TGA was performed as in [32], using TGA Q600 Series system (TA instruments, New Castel, DE). Femur shafts were dried in 60°C oven overnight and powderized in 2-ml metal lysing tubes (MP Biomedicals LLC, Cat#116991006) using TissueLyser II Bead Mill (Qiagen, cat#44213). Femur shaft dried powder (10–15mg) was heated from ambient temperature (37°C) to 1200°C in a platinum crucible at a constant rate of 10°C/min in controlled air atmosphere. Changes in mass up to 200°C were considered as loss of water, changes between 200 and 600°C were considered as loss of organic matter, and changes between 600 and 950°C were considered as loss of carbonate. Mass left after heating to 1200°C were subsequently studied by X-ray diffraction.

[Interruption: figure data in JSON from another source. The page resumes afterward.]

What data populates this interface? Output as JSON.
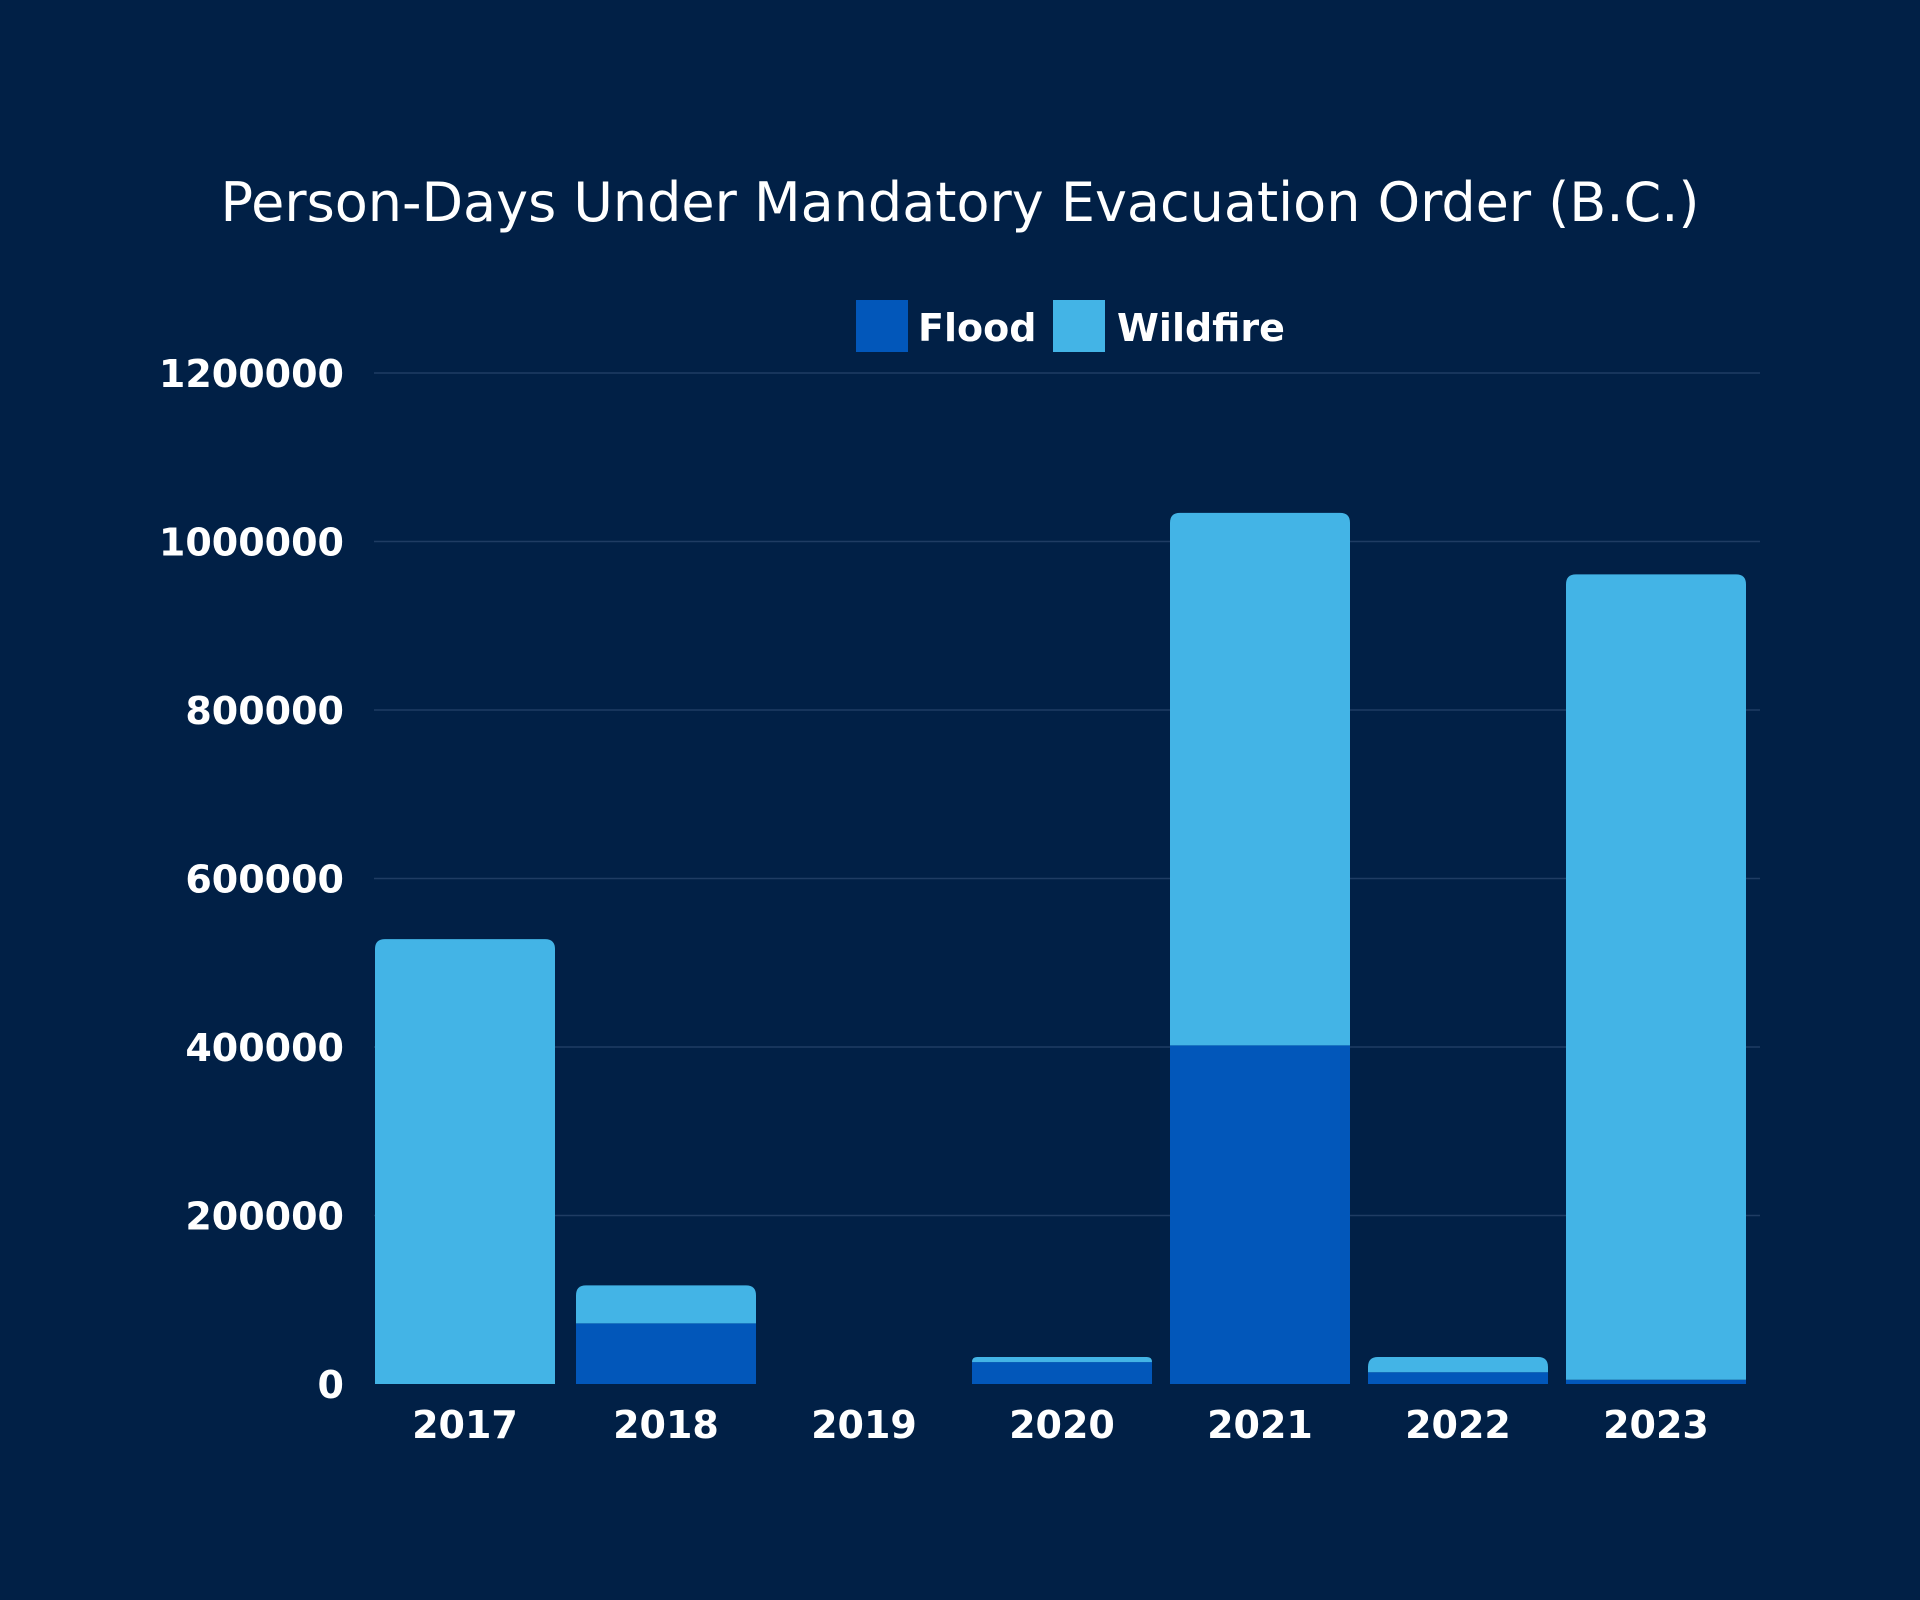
{
  "chart_data": {
    "type": "bar",
    "stacked": true,
    "title": "Person-Days Under Mandatory Evacuation Order (B.C.)",
    "xlabel": "",
    "ylabel": "",
    "categories": [
      "2017",
      "2018",
      "2019",
      "2020",
      "2021",
      "2022",
      "2023"
    ],
    "series": [
      {
        "name": "Flood",
        "color": "#0257BA",
        "values": [
          0,
          72000,
          0,
          26000,
          402000,
          14000,
          5000
        ]
      },
      {
        "name": "Wildfire",
        "color": "#43B4E6",
        "values": [
          528000,
          45000,
          0,
          6000,
          632000,
          18000,
          956000
        ]
      }
    ],
    "yticks": [
      "0",
      "200000",
      "400000",
      "600000",
      "800000",
      "1000000",
      "1200000"
    ],
    "ylim": [
      0,
      1200000
    ],
    "grid": true,
    "legend_position": "top-center",
    "background": "#012046"
  }
}
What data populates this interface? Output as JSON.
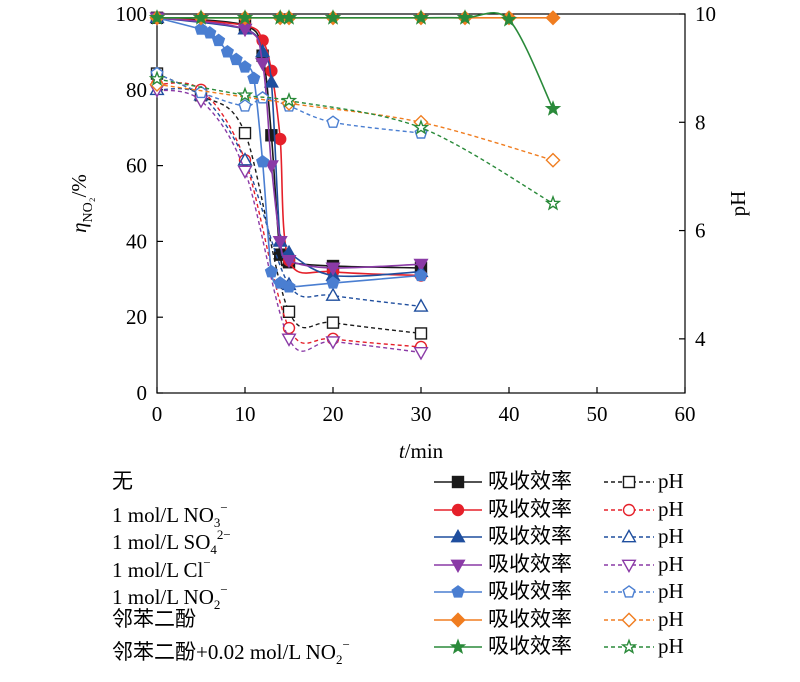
{
  "chart_data": {
    "type": "line",
    "xlabel": {
      "var": "t",
      "unit": "/min"
    },
    "ylabel_left": {
      "var": "η",
      "sub": "NO₂",
      "unit": "/%"
    },
    "ylabel_right": "pH",
    "xlim": [
      0,
      60
    ],
    "ylim_left": [
      0,
      100
    ],
    "ylim_right": [
      3,
      10
    ],
    "x_ticks": [
      0,
      10,
      20,
      30,
      40,
      50,
      60
    ],
    "y_ticks_left": [
      0,
      20,
      40,
      60,
      80,
      100
    ],
    "y_ticks_right": [
      4,
      6,
      8,
      10
    ],
    "grid": false,
    "legend_position": "below",
    "series": [
      {
        "condition": "无",
        "condition_sub": "",
        "condition_sup": "",
        "color": "#1a1a1a",
        "marker": "square",
        "efficiency": {
          "x": [
            0,
            10,
            12,
            13,
            14,
            15,
            20,
            30
          ],
          "y": [
            99,
            97,
            89,
            68,
            36.5,
            34.5,
            33.5,
            33
          ]
        },
        "ph": {
          "x": [
            0,
            5,
            10,
            15,
            20,
            30
          ],
          "y": [
            8.9,
            8.5,
            7.8,
            4.5,
            4.3,
            4.1
          ]
        }
      },
      {
        "condition": "1 mol/L NO",
        "condition_sub": "3",
        "condition_sup": "−",
        "color": "#e5202a",
        "marker": "circle",
        "efficiency": {
          "x": [
            0,
            10,
            12,
            13,
            14,
            15,
            20,
            30
          ],
          "y": [
            99,
            97,
            93,
            85,
            67,
            35,
            32,
            31
          ]
        },
        "ph": {
          "x": [
            0,
            5,
            10,
            15,
            20,
            30
          ],
          "y": [
            8.7,
            8.6,
            7.3,
            4.2,
            4.0,
            3.85
          ]
        }
      },
      {
        "condition": "1 mol/L SO",
        "condition_sub": "4",
        "condition_sup": "2−",
        "color": "#1f4e9e",
        "marker": "triangle-up",
        "efficiency": {
          "x": [
            0,
            10,
            12,
            13,
            14,
            15,
            20,
            30
          ],
          "y": [
            99,
            96,
            90,
            82,
            40,
            37,
            31,
            32
          ]
        },
        "ph": {
          "x": [
            0,
            5,
            10,
            15,
            20,
            30
          ],
          "y": [
            8.6,
            8.5,
            7.3,
            5.0,
            4.8,
            4.6
          ]
        }
      },
      {
        "condition": "1 mol/L Cl",
        "condition_sub": "",
        "condition_sup": "−",
        "color": "#8a3aa6",
        "marker": "triangle-down",
        "efficiency": {
          "x": [
            0,
            10,
            12,
            13,
            14,
            15,
            20,
            30
          ],
          "y": [
            99,
            96,
            87,
            60,
            40,
            35,
            33,
            34
          ]
        },
        "ph": {
          "x": [
            0,
            5,
            10,
            15,
            20,
            30
          ],
          "y": [
            8.6,
            8.4,
            7.1,
            4.0,
            3.95,
            3.75
          ]
        }
      },
      {
        "condition": "1 mol/L NO",
        "condition_sub": "2",
        "condition_sup": "−",
        "color": "#4a7ed1",
        "marker": "pentagon",
        "efficiency": {
          "x": [
            0,
            5,
            6,
            7,
            8,
            9,
            10,
            11,
            12,
            13,
            14,
            15,
            20,
            30
          ],
          "y": [
            99,
            96,
            95,
            93,
            90,
            88,
            86,
            83,
            61,
            32,
            29,
            28,
            29,
            31
          ]
        },
        "ph": {
          "x": [
            0,
            5,
            10,
            12,
            15,
            20,
            30
          ],
          "y": [
            8.9,
            8.55,
            8.3,
            8.45,
            8.3,
            8.0,
            7.8
          ]
        }
      },
      {
        "condition": "邻苯二酚",
        "condition_sub": "",
        "condition_sup": "",
        "color": "#f07d20",
        "marker": "diamond",
        "efficiency": {
          "x": [
            0,
            5,
            10,
            14,
            15,
            20,
            30,
            35,
            40,
            45
          ],
          "y": [
            99,
            99,
            99,
            99,
            99,
            99,
            99,
            99,
            99,
            99
          ]
        },
        "ph": {
          "x": [
            0,
            15,
            30,
            45
          ],
          "y": [
            8.7,
            8.35,
            8.0,
            7.3
          ]
        }
      },
      {
        "condition": "邻苯二酚+0.02 mol/L NO",
        "condition_sub": "2",
        "condition_sup": "−",
        "color": "#2a8a3a",
        "marker": "star",
        "efficiency": {
          "x": [
            0,
            5,
            10,
            14,
            15,
            20,
            30,
            35,
            40,
            45
          ],
          "y": [
            99,
            99,
            99,
            99,
            99,
            99,
            99,
            99,
            98.5,
            75
          ]
        },
        "ph": {
          "x": [
            0,
            10,
            15,
            30,
            45
          ],
          "y": [
            8.8,
            8.5,
            8.4,
            7.9,
            6.5
          ]
        }
      }
    ]
  },
  "legend": {
    "efficiency_label": "吸收效率",
    "ph_label": "pH"
  }
}
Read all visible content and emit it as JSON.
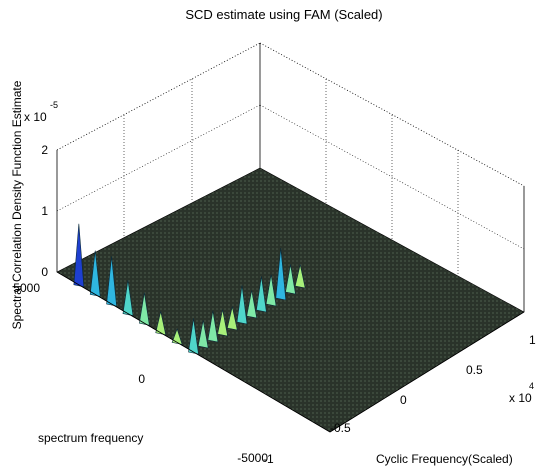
{
  "chart_data": {
    "type": "surface3d",
    "title": "SCD estimate using FAM (Scaled)",
    "zlabel": "Spectral Correlation Density Function Estimate",
    "xlabel": "Cyclic Frequency(Scaled)",
    "ylabel": "spectrum frequency",
    "z_exponent_label": "x 10",
    "z_exponent_power": "-5",
    "x_exponent_label": "x 10",
    "x_exponent_power": "4",
    "zticks": [
      "0",
      "1",
      "2"
    ],
    "yticks": [
      "5000",
      "0",
      "-5000"
    ],
    "xticks": [
      "-1",
      "-0.5",
      "0",
      "0.5",
      "1"
    ],
    "zlim": [
      0,
      2
    ],
    "ylim": [
      -5000,
      5000
    ],
    "xlim": [
      -1,
      1
    ],
    "grid": true,
    "colormap": "jet",
    "surface_color": "#2a332a",
    "ridge_along_y": {
      "x": -1,
      "y": [
        4200,
        3600,
        3000,
        2400,
        1800,
        1200,
        600
      ],
      "z": [
        1.0,
        0.72,
        0.78,
        0.55,
        0.5,
        0.35,
        0.22
      ]
    },
    "ridge_along_x": {
      "y": 0,
      "x": [
        -1.0,
        -0.9,
        -0.8,
        -0.7,
        -0.6,
        -0.5,
        -0.4,
        -0.3,
        -0.2,
        -0.1,
        0.0,
        0.1
      ],
      "z": [
        0.55,
        0.42,
        0.48,
        0.4,
        0.35,
        0.6,
        0.42,
        0.55,
        0.48,
        0.82,
        0.45,
        0.35
      ]
    }
  }
}
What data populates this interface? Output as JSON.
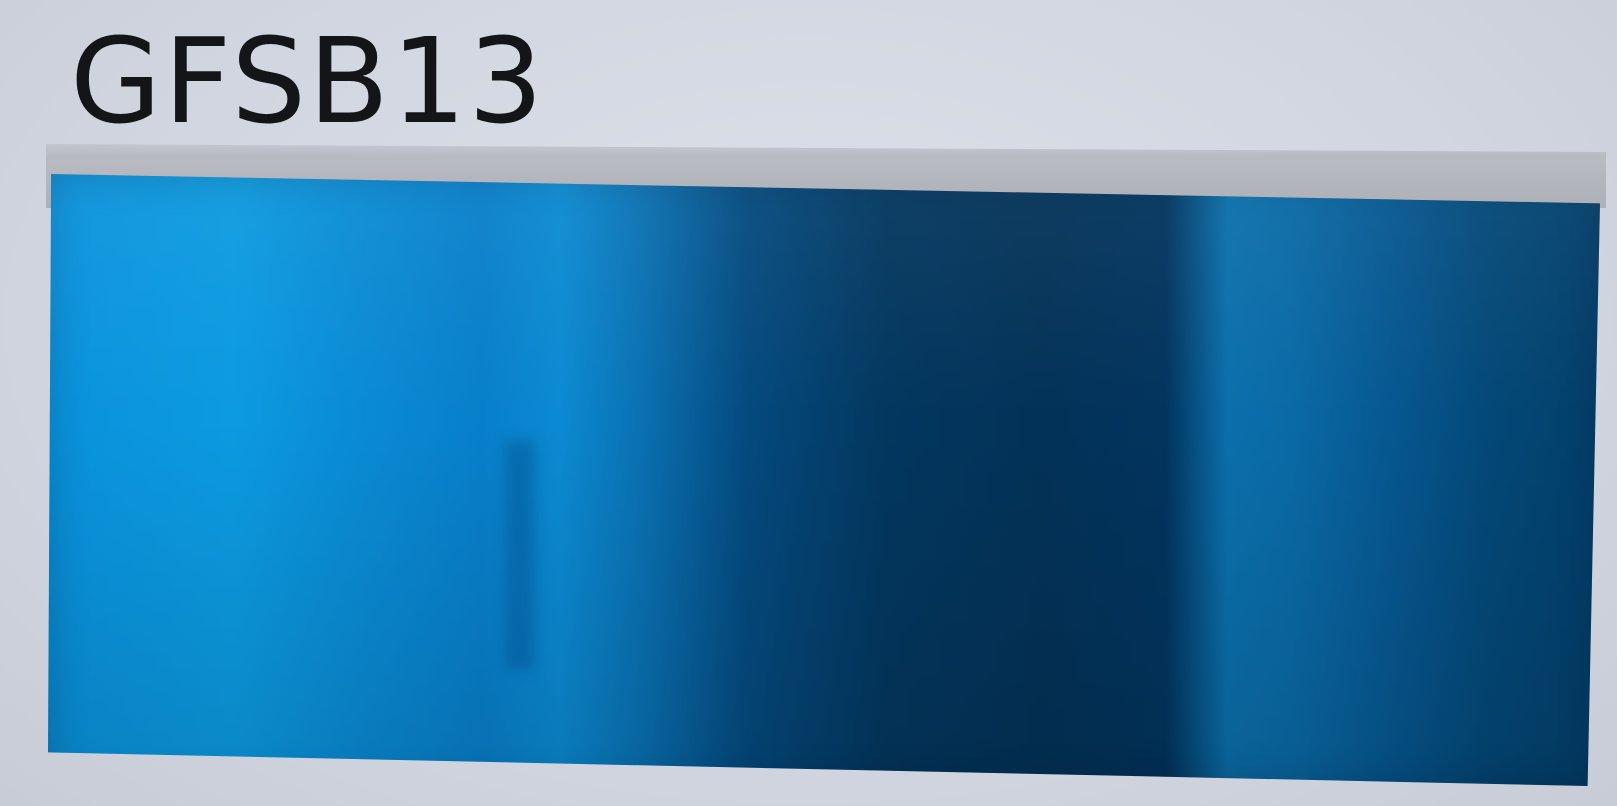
{
  "label": {
    "text": "GFSB13",
    "color": "#141518"
  },
  "swatch": {
    "colors": {
      "light": "#0a92dc",
      "mid": "#087fca",
      "dark": "#033258",
      "medium_dark": "#0a6aa6"
    }
  }
}
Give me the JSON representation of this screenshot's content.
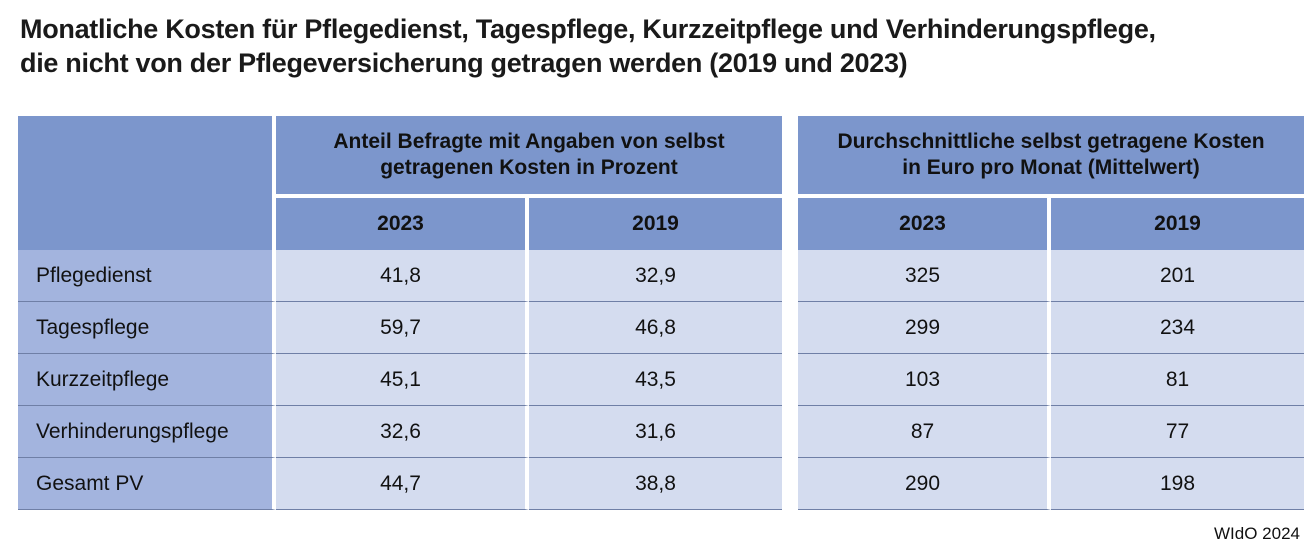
{
  "chart_data": {
    "type": "table",
    "title": "Monatliche Kosten für Pflegedienst, Tagespflege, Kurzzeitpflege und Verhinderungspflege,",
    "subtitle": "die nicht von der Pflegeversicherung getragen werden (2019 und 2023)",
    "groups": [
      {
        "label_line1": "Anteil Befragte mit Angaben von selbst",
        "label_line2": "getragenen Kosten in Prozent",
        "years": [
          "2023",
          "2019"
        ]
      },
      {
        "label_line1": "Durchschnittliche selbst getragene Kosten",
        "label_line2": "in Euro pro Monat (Mittelwert)",
        "years": [
          "2023",
          "2019"
        ]
      }
    ],
    "rows": [
      {
        "label": "Pflegedienst",
        "share_2023": "41,8",
        "share_2019": "32,9",
        "cost_2023": "325",
        "cost_2019": "201"
      },
      {
        "label": "Tagespflege",
        "share_2023": "59,7",
        "share_2019": "46,8",
        "cost_2023": "299",
        "cost_2019": "234"
      },
      {
        "label": "Kurzzeitpflege",
        "share_2023": "45,1",
        "share_2019": "43,5",
        "cost_2023": "103",
        "cost_2019": "81"
      },
      {
        "label": "Verhinderungspflege",
        "share_2023": "32,6",
        "share_2019": "31,6",
        "cost_2023": "87",
        "cost_2019": "77"
      },
      {
        "label": "Gesamt PV",
        "share_2023": "44,7",
        "share_2019": "38,8",
        "cost_2023": "290",
        "cost_2019": "198"
      }
    ],
    "source": "WIdO 2024"
  },
  "colors": {
    "header": "#7c96cc",
    "row_label": "#a3b4de",
    "cell": "#d4dcef",
    "rule": "#6f7fa6"
  }
}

X-ray diffraction of bone powder (XRD)

The sintered products of TGA 1200°C that represent mainly hydroxyapatite (HA) and tricalcium phosphate (TCP) were identified by XRD (X’pert powder Panalytical, Almelo, Netherlands). XRD scans were collected at 45 kV and 40mA with a step size of 0.01° and 52 s/step and a 2-theta range from 20 to 80°. Spectra were analyzed to identify peaks corresponding to hydroxyapatite (HA) (traced using HA; reference code: 01-074-0566) and calcium phosphate (traced using β-TCP; reference code: 01-070-2065).

Statistical analysis

Descriptive statistics for this 2×2 factorial design were computed overall as well as stratified by site and treatment. Study outcomes were first analyzed using nonparametric multivariate analysis of variance with permutation tests (10,000 permutations per outcome). Significant multivariate results were subsequently followed up with two-factor aligned rank transformation analysis of variance with factors for sex, treatment, and the sex*treatment interaction. The false discovery rate for each F-test was controlled for using the method of Benjamini and Hochberg [74]. Finally, p-values from post hoc tests for each significant factor were adjusted using the Bonferroni method. Separately, the relationship between cortical BMD and treatment, body weight, sex, and the treatment-body weight interaction were modeled using linear regression. Analysis was conducted in R v4.1.3.

Author contribution

Conceptualization: Investigators of the ITP program RAM, RS, DEH, WL. Funding acquisition: SY. Formal analyses: SY, CJR. Investigation: GY, ETPB, SBP, MD, BH, DM, LW, CC, TGB. Statistical analyses: RRR. Resources: ITP centers (UM, UT, JL). Writing original draft: SY. Writing review and editing: SY, CJR.

Funding

Financial support is received from the National Institutes of Health Grant R01AG056397 to SY, U54GM115516 to CJR, U01-AG022303 to RAM, UO1-AG022308 to DEH, and U01-AG013319 to RS; RS is supported by a Senior Research Career Scientist Award from the Department of Veterans Affairs Office of Research and Development, S10 OD010751-01A1 for micro-computed tomography, S10 OD026989 for Zeiss Gemini 300 FE-SEM.

Data availability

The datasets generated and analyzed during the current study are available upon request. Our studies do not include the use of custom code or mathematical algorithms. We have included citations for available data in the references section.

Declarations

Ethics approval

The project was reviewed and approved by the Institutional Animal Care and Use committees at the University of Michigan, University of Texas Health Science Center at San Antonio, and The Jackson Laboratory.

Conflict of interest

The authors declare no competing interests. All authors have discussed the results and approved the final version of the manuscript. SY is the guarantor of this work and, as such, had full access to all the data in the study and takes responsibility for the integrity of the data and the accuracy of the data analysis.